Türkei Wohnen im steinernen Märchenwald

Keine andere Region in der Türkei bietet eine solche Mischung aus Kultur und überwältigender Natur wie Kappadokien in Zentralanatolien.

Es ist bullig-warm in Ahmeds Çayevi, der gemütlichsten Teestube von Kaymakli, einem Dorf in Kappadokien, weit hinten in der Türkei. Der gusseiserne Ofen gibt seine Hitze über ein Kanonenrohr in den Raum ab. Ein Dutzend älterer Männer hockt an drei Tischen und trinkt süßen Apfeltee.

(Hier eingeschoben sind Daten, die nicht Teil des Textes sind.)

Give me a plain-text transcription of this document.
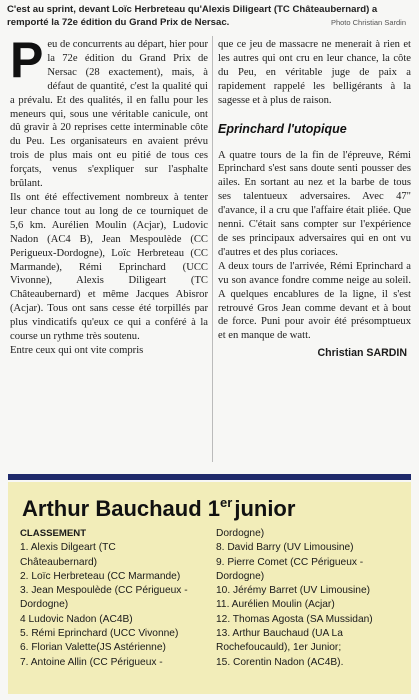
C'est au sprint, devant Loïc Herbreteau qu'Alexis Diligeart (TC Châteaubernard) a remporté la 72e édition du Grand Prix de Nersac.	Photo Christian Sardin

Peu de concurrents au départ, hier pour la 72e édition du Grand Prix de Nersac (28 exactement), mais, à défaut de quantité, c'est la qualité qui a prévalu. Et des qualités, il en fallu pour les meneurs qui, sous une véritable canicule, ont dû gravir à 20 reprises cette interminable côte du Peu. Les organisateurs en avaient prévu trois de plus mais ont eu pitié de tous ces forçats, venus s'expliquer sur l'asphalte brûlant.

Ils ont été effectivement nombreux à tenter leur chance tout au long de ce tourniquet de 5,6 km. Aurélien Moulin (Acjar), Ludovic Nadon (AC4 B), Jean Mespoulède (CC Perigueux-Dordogne), Loïc Herbreteau (CC Marmande), Rémi Eprinchard (UCC Vivonne), Alexis Diligeart (TC Châteaubernard) et même Jacques Abisror (Acjar). Tous ont sans cesse été torpillés par plus vindicatifs qu'eux ce qui a conféré à la course un rythme très soutenu.

Entre ceux qui ont vite compris

que ce jeu de massacre ne menerait à rien et les autres qui ont cru en leur chance, la côte du Peu, en véritable juge de paix a rapidement rappelé les belligérants à la sagesse et à plus de raison.

Eprinchard l'utopique

A quatre tours de la fin de l'épreuve, Rémi Eprinchard s'est sans doute senti pousser des ailes. En sortant au nez et la barbe de tous ses talentueux adversaires. Avec 47" d'avance, il a cru que l'affaire était pliée. Que nenni. C'était sans compter sur l'expérience de ses principaux adversaires qui en ont vu d'autres et des plus coriaces.

A deux tours de l'arrivée, Rémi Eprinchard a vu son avance fondre comme neige au soleil. A quelques encablures de la ligne, il s'est retrouvé Gros Jean comme devant et à bout de force. Puni pour avoir été présomptueux et en manque de watt.

Christian SARDIN
Arthur Bauchaud 1erjunior
CLASSEMENT
1. Alexis Dilgeart (TC
Châteaubernard)
2. Loïc Herbreteau (CC Marmande)
3. Jean Mespoulède (CC Périgueux -
Dordogne)
4 Ludovic Nadon (AC4B)
5. Rémi Eprinchard (UCC Vivonne)
6. Florian Valette(JS Astérienne)
7. Antoine Allin (CC Périgueux -
Dordogne)
8. David Barry (UV Limousine)
9. Pierre Comet (CC Périgueux -
Dordogne)
10. Jérémy Barret (UV Limousine)
11. Aurélien Moulin (Acjar)
12. Thomas Agosta (SA Mussidan)
13. Arthur Bauchaud (UA La
Rochefoucauld), 1er Junior;
15. Corentin Nadon (AC4B).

Wie überall auf der Welt, wo sich Türken nach traditioneller Art treffen, werden Okey-Steine auf der Tischplatte hin und her geschoben, und natürlich hängt die Halbmondfahne an der Wand. Aus dem Bilderrahmen schaut Kemal Atatürk, der "Vater der Türken", zu.

Wir sind unterwegs in Kappadokien, im Land der bizarren Kegel und Feenkamine, der steinernen Pilze und Penisse — und einem Höhlenlabyrinth, in dem sich hunderte frühchristliche Kirchen und Klöster, aber auch Wohnungen und sogar Hotels verbergen. Keine andere Region in der Türkei bietet eine solche Mischung aus großer Kultur und überwältigender Natur.

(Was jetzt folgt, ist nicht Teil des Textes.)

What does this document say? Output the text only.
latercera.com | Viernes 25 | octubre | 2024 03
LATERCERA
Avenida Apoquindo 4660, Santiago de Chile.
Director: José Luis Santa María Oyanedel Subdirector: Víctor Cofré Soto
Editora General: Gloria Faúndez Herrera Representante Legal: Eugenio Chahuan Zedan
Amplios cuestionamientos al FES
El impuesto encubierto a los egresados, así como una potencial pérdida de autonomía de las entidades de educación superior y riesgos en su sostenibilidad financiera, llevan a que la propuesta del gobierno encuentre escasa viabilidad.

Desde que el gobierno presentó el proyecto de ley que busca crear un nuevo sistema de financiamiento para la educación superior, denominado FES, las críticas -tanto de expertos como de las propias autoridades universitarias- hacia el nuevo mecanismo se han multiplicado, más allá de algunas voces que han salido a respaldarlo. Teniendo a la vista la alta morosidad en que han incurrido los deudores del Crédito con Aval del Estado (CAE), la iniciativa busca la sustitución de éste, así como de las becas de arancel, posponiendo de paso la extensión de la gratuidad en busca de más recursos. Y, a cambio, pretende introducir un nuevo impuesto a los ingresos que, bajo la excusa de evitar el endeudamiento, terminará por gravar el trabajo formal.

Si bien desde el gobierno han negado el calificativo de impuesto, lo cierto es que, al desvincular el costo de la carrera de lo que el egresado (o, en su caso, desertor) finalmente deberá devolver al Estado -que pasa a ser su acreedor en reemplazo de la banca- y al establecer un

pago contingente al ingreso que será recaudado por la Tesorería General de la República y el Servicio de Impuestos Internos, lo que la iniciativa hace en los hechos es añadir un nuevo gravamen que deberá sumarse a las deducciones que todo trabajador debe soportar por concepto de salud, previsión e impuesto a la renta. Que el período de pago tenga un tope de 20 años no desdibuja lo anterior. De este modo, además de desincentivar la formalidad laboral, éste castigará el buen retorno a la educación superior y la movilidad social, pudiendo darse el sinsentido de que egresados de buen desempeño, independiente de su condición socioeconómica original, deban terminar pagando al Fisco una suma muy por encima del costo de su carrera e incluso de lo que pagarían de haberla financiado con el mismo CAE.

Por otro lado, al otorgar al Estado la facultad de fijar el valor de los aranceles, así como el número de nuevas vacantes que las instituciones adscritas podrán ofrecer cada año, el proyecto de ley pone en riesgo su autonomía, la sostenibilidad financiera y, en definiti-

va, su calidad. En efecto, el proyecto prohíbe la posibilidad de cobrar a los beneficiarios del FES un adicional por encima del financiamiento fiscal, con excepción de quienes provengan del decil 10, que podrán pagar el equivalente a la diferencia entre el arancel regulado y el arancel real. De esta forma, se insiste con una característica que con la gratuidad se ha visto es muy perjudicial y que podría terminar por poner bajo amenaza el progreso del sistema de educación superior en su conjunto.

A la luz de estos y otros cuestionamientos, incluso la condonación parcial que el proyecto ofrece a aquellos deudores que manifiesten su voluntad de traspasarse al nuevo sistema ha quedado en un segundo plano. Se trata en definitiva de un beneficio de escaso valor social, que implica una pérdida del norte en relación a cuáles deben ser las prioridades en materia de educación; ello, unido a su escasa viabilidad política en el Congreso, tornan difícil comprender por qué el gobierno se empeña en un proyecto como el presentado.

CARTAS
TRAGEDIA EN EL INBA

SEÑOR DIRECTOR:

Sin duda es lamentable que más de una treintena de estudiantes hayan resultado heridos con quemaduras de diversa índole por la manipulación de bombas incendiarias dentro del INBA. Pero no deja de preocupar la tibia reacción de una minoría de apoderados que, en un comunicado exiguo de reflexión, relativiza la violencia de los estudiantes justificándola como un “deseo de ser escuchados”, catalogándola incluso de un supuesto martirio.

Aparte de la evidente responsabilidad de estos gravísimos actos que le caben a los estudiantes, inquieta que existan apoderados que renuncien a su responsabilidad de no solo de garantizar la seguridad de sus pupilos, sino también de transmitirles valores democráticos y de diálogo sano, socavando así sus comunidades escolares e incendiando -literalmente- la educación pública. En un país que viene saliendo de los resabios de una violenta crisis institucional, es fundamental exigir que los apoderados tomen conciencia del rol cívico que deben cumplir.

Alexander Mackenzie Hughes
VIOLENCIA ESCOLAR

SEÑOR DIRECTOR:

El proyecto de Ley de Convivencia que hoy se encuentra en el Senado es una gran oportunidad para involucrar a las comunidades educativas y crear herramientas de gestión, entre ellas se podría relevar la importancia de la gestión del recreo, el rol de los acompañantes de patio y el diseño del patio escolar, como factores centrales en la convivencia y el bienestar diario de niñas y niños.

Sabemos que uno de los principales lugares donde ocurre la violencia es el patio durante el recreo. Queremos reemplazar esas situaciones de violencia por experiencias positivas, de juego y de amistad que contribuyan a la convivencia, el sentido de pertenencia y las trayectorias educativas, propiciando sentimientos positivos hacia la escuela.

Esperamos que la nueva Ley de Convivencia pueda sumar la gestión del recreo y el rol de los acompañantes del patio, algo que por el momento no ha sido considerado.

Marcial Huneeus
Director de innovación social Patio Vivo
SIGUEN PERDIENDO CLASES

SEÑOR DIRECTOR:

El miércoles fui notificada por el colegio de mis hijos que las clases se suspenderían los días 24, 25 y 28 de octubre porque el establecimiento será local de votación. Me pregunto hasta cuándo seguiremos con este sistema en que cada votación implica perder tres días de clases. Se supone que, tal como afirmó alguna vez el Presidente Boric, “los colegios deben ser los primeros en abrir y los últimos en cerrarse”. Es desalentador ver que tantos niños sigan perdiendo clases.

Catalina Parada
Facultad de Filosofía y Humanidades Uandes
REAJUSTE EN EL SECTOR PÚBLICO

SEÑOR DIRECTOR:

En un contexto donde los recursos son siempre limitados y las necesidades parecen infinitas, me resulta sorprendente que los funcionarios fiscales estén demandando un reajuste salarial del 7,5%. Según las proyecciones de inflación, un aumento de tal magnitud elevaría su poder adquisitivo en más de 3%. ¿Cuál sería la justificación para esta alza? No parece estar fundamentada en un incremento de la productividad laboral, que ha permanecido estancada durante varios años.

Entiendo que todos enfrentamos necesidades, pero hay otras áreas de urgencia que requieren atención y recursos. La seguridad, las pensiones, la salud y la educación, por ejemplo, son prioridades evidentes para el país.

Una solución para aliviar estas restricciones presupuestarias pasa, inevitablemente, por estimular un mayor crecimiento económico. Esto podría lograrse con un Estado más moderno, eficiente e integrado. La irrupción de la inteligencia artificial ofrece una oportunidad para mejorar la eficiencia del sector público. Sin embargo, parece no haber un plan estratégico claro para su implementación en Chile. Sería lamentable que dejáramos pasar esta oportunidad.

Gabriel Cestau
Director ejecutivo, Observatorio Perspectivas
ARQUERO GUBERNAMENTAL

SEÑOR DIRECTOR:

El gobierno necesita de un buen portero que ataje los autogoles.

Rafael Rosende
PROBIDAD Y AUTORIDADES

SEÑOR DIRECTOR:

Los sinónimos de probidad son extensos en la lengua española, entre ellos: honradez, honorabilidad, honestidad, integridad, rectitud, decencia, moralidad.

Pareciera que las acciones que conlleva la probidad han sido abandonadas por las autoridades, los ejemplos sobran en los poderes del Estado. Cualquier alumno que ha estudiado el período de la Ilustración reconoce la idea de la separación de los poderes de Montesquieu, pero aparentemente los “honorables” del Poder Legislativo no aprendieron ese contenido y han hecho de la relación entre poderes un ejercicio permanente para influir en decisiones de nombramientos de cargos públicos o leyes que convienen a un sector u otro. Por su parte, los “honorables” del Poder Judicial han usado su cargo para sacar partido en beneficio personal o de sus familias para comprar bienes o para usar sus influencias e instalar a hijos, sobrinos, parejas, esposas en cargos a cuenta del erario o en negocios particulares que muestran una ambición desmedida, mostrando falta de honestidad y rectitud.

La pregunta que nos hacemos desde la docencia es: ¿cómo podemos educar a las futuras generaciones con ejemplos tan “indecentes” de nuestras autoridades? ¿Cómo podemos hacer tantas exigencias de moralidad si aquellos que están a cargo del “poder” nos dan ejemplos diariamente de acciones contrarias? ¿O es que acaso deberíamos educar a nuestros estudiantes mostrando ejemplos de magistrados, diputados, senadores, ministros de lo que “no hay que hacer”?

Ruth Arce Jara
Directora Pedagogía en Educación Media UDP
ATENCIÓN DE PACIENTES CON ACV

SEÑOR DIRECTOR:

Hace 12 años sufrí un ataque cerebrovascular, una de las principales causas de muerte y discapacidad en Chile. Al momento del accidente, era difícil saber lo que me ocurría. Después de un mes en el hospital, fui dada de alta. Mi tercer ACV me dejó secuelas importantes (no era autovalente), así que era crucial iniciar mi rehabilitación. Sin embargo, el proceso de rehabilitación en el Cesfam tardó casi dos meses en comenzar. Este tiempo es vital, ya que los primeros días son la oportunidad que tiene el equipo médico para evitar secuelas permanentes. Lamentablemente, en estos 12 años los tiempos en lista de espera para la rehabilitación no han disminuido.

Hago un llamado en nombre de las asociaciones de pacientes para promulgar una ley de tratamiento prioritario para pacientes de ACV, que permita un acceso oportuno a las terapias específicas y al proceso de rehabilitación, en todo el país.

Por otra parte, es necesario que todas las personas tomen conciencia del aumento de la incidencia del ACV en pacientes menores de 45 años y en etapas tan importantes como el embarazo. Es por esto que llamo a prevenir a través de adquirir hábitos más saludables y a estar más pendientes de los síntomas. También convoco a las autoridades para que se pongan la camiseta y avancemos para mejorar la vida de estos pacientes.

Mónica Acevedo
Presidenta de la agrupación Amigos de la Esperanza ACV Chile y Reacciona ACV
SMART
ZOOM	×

Göreme und das Töpferdorf Avanos, die boomartig wachsende Metropole Nevsehir, Derinkuyu mit der eindrucksvollsten unterirdischen Stadt und eben Kaymakli sind wohl die wichtigsten touristischen Zentren. Vorzeigedörfer wie Uçisar oder Güzelyurt gehören ebenso dazu wie das Pasabagi-Tal und die Ilhara-Schlucht, Kleinasiens Grand Canyon. Und auch das ist Kappadokien: überraschendes Naturerlebnis, Begegnung mit dem Anatolien der alten Reisebücher. Wanderwege, meistens sind es Eselspfade, führen durch blühende Landschaften mit Obstplantagen auf der Hochebene und Weinbergen im Tuffgestein. Schließlich in abseits gelegene Orte, wo in den Dorfkneipen zwar keine Speisekarten liegen, wohl aber hier und da noch, wie in den alten Zeiten, gegrillte Hoden und gefüllte Därme oder Köpfe und Füße vom Schaf serviert werden.

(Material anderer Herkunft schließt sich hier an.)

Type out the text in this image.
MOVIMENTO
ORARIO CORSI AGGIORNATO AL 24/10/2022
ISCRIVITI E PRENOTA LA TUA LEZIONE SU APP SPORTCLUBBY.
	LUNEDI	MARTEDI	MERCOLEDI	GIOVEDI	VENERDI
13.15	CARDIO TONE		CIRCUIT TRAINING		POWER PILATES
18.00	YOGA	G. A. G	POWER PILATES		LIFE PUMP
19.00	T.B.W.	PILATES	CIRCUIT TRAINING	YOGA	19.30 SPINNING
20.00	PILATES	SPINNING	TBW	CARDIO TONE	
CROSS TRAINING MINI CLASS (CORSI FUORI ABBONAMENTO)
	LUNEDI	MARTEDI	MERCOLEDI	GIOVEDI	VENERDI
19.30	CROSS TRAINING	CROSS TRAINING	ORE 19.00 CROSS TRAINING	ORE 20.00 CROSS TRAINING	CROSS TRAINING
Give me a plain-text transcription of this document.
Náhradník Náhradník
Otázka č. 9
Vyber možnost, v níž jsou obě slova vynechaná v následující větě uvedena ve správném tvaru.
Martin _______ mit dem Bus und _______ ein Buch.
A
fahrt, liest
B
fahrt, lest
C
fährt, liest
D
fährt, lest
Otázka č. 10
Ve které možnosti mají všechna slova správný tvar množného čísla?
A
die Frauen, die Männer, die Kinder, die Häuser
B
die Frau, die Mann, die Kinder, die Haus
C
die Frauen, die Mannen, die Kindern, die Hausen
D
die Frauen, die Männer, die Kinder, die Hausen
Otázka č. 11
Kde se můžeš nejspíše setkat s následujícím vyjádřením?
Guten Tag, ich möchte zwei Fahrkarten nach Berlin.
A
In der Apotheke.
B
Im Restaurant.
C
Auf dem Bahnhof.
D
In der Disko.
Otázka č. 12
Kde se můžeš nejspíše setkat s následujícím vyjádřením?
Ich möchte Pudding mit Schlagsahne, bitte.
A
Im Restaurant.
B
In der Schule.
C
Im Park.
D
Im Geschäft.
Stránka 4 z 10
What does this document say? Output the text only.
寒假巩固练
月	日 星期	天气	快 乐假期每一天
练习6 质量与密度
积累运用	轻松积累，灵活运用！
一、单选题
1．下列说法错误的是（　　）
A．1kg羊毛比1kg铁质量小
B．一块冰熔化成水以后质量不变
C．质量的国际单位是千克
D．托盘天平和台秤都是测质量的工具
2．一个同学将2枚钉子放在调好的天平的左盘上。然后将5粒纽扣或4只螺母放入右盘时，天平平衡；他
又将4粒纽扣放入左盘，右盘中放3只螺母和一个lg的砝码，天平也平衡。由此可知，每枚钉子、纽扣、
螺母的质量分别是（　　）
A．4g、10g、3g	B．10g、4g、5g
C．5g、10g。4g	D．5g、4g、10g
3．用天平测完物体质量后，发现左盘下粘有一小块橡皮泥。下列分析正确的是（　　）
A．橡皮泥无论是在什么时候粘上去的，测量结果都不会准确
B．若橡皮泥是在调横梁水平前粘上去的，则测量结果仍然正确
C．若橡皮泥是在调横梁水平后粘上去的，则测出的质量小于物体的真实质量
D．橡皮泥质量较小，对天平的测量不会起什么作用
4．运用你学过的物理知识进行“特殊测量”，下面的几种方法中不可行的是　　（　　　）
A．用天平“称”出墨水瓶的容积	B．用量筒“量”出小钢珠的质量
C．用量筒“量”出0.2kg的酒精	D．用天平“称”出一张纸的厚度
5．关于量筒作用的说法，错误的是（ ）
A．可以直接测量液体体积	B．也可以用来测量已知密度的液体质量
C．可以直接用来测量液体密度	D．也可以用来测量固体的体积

Kaymakli, Ahmeds Heimatdorf, und dort die Tunnel und Gänge eines weit verzweigten Höhlensystems, stehen am dritten Tag auf dem Programm unserer Reise durch diese weltweit einzigartige Erosionslandschaft. Aber schon nach den ersten Metern unter der Erde wird es zu eng, zu feucht, zu düster. Also geht es raus in die Gassen. Eine ältere Frau bietet ein Stück Brot an, gleich mehrere Friseure eine Bartrasur und Ahmed in seiner Çayevi zur Begrüßung einen Tee und zum Abschied einen Raki, den Anisschnaps, der Magenprobleme behebt und Freundschaften besiegelt.

Schließlich Göreme: ein Gesamtkunstwerk, das die Massen anzieht, mit Souvenir- und Wasserverkäufern aller Temperamentsstufen, mit einem Eismann, der den roten Fes auf dem Kopf trägt und erfolgreich den Clown spielt. Mit unzähligen Souvenirläden, aber auch Cafés, aus denen sich der Trubel am Höhlenberg und das großartige Tal von Göreme in aller Ruhe beobachten lassen. Dieses Tal mit seinen uralten Kirchen und Klöstern wird heute als Open-Air-Museum auf der Unesco-Liste des Welterbes geführt. Natürlich drängen auch wir uns in die dunklen Gänge der Kapellen und Grabkammern, leuchten mit der Taschenlampe die Jesus-und-Maria-Fresken aus.

Letzte Station: Avanos, das Keramikstädtchen. Obwohl der Ort nicht wirklich malerisch ist, ist er in bester Erinnerung geblieben. Der Rote Fluss trennt den neuen vom alten Teil, auf dem Hauptplatz trifft sich die Dorfjugend am Denkmal des unbekannten Töpfers.

Nach dem Rundgang landen wir wieder in einem Teehaus. Diesmal heißt der Wirt Aslan, aber die Szenerie ist die gleiche wie in Kaymakli: Bullerofen, Atatürk an der Wand, Okey-Spieler an den Tischen, Patriarchen und Paschas wie in Ahmeds guter Stube. Es gibt reichlich Tee und zum Schluss natürlich einen Raki, diesmal mit Eis und Wasser: Löwenmilch, so lerne ich, wird der verdünnte Rachenputzer genannt: Prost, es war schön bei euch.